In any pioneering sector, allowances have to be made for technical breakthroughs. And the Gold Award winner certainly is that. It went to an Italian team, artist Fabio Giampietro and programmer Alessio de Vecchi, for Hyperplanes of Simultaneity. This innovative work used virtual reality to allow the viewer to appear to step into a painting of a towering cityscape. When the viewer dons a Samsung Gear VR headset, the towers appear to topple in towards them, messing with their sense of perspective and location. Although the resulting visual resolution was less seductive or finely wrought than the other VR winner, Nature Abstraction, it represents a major leap forward in technology. As Rapoport said at the awards: “Using a VR headset to view a painting … is a first for Lumen – and perhaps for any art prize.” But is it the technology that is being celebrated or the art?

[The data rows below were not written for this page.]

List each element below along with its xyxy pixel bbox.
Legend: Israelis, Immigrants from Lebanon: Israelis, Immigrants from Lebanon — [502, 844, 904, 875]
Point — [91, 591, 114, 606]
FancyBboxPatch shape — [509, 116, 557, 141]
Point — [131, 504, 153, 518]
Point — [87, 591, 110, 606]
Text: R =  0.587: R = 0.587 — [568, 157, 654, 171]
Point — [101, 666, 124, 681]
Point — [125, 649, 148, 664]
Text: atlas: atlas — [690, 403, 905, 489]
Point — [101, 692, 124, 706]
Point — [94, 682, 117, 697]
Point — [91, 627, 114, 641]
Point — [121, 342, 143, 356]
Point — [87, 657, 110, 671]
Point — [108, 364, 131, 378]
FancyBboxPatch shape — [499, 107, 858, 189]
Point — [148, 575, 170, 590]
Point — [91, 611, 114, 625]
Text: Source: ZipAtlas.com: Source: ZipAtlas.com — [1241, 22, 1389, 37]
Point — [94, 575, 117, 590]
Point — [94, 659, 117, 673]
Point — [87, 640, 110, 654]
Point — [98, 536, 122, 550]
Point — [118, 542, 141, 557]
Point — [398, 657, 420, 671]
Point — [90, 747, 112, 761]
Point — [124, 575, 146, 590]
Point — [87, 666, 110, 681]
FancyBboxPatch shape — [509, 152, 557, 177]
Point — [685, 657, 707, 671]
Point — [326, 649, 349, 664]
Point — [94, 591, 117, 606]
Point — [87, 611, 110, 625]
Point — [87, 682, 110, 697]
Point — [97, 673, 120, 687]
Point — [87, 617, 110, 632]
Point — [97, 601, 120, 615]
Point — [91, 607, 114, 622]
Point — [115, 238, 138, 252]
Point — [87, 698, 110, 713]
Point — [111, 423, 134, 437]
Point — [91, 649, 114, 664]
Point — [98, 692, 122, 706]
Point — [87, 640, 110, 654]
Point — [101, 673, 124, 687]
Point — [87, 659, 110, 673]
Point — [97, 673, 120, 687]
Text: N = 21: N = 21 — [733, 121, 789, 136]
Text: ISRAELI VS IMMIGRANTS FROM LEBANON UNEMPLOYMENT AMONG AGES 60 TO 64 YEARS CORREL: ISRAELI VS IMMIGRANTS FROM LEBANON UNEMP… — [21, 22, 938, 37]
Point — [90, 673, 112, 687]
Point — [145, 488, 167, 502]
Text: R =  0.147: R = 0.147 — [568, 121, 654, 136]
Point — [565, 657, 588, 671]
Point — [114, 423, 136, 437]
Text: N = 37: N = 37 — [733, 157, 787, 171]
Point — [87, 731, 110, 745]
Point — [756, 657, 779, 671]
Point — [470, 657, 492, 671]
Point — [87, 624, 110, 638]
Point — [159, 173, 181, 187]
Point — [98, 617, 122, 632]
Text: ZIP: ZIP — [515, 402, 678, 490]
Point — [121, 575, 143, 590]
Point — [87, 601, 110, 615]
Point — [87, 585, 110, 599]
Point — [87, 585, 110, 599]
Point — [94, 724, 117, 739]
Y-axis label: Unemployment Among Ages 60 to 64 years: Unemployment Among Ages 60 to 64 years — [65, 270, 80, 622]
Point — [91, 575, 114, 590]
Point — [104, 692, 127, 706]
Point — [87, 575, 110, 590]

Ultimately, the Lumen Prize gives welcome exposure to some of the most cutting-edge and interesting solo and collaborative work happening at the margins where art and technology intersect, and that is undoubtedly a good thing. As Rapoport says: “I think until digital art is really given a proper platform in the contemporary art world, there needs to be a prize to shine a light on what they’re doing and build audiences. Otherwise, people see it as a kind of funfair. Or they see it as a gimmick: here today and gone tomorrow. An award like Lumen will help to make it a serious genre.”

• The Lumen Prize global tour will be at the Museum of Applied Arts Berlin, as part of the 23rd EVA Berlin conference on Electronic Art, Culture and History, 11-12 November 2016; Caerphilly Castle, Wales, 23-28 November 2016; Canary Wharf, London, as part of the Canary Wharf Winter Lights Festival, 16-28 January 2017.